If you want to hate on Nvidia, there'll be something for you in there.

An entire section on 12vhpwr connectors, with no mention of 12V-2x6.

A lot of "OMG Monopoly" and "why won't people buy AMD" without considering that maybe ... AMD cards are not considered by the general public to be as good _where it counts_. (Like benefit per Watt, aka heat.) Maybe it's all perception, but then AMD should work on that perception. If you want the cooler CPU/GPU, perception is that that's Intel/Nvidia. That's reason enough for me, and many others.

Availability isn't great, I'll admit that, if you don't want to settle for a 5060.

Dylan16807 7/5/2025|
> The competing open standard is FreeSync, spearheaded by AMD. Since 2019, NVIDIA also supports FreeSync, but under their “G-Sync Compatible” branding. Personally, I wouldn’t bother with G-Sync when a competing, open standard exists and differences are negligible[4].
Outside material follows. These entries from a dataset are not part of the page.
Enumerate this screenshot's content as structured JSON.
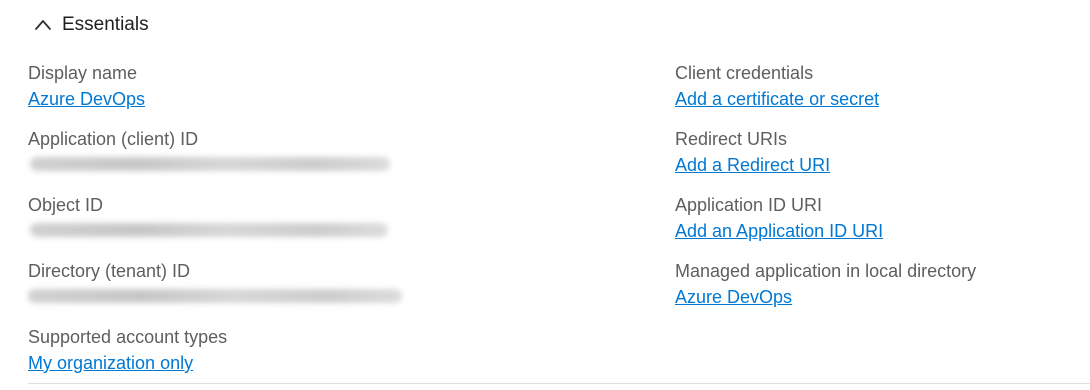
{
  "header": {
    "title": "Essentials",
    "icon": "chevron-up-icon"
  },
  "left_fields": [
    {
      "label": "Display name",
      "value": "Azure DevOps",
      "kind": "link"
    },
    {
      "label": "Application (client) ID",
      "value": "",
      "kind": "redacted"
    },
    {
      "label": "Object ID",
      "value": "",
      "kind": "redacted"
    },
    {
      "label": "Directory (tenant) ID",
      "value": "",
      "kind": "redacted"
    },
    {
      "label": "Supported account types",
      "value": "My organization only",
      "kind": "link"
    }
  ],
  "right_fields": [
    {
      "label": "Client credentials",
      "value": "Add a certificate or secret",
      "kind": "link"
    },
    {
      "label": "Redirect URIs",
      "value": "Add a Redirect URI",
      "kind": "link"
    },
    {
      "label": "Application ID URI",
      "value": "Add an Application ID URI",
      "kind": "link"
    },
    {
      "label": "Managed application in local directory",
      "value": "Azure DevOps",
      "kind": "link"
    }
  ],
  "colors": {
    "link": "#0078d4",
    "label": "#605e5c",
    "title": "#201f1e",
    "divider": "#e1dfdd"
  }
}
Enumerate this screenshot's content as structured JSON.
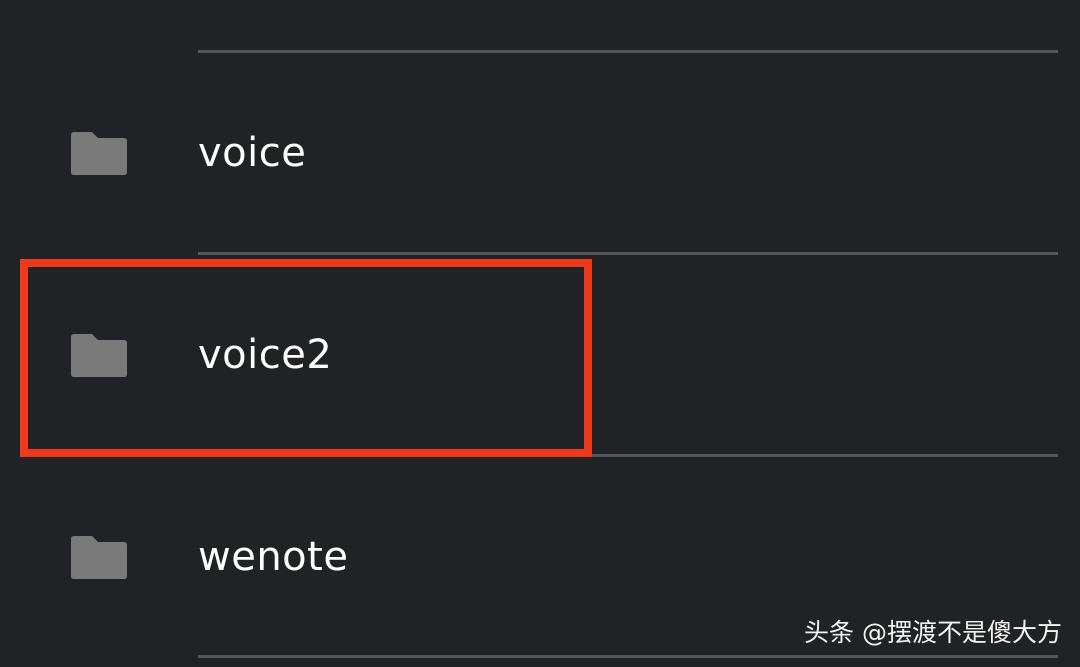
{
  "colors": {
    "background": "#212226",
    "divider": "#54565a",
    "folder_icon": "#7a7a7a",
    "text": "#ffffff",
    "highlight": "#ee3a1c"
  },
  "folders": [
    {
      "name": "voice",
      "icon": "folder-icon"
    },
    {
      "name": "voice2",
      "icon": "folder-icon",
      "highlighted": true
    },
    {
      "name": "wenote",
      "icon": "folder-icon"
    }
  ],
  "watermark": {
    "text": "头条 @摆渡不是傻大方"
  }
}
Open is good, but the open standard itself is not enough. You need some kind of testing/certification, which is built in to the G-Sync process. AMD does have a FreeSync certification program now which is good.

If you rely on just the standard, some manufacturers get really lazy. One of my screens technically supports FreeSync but I turned it off day one because it has a narrow range and flickers very badly.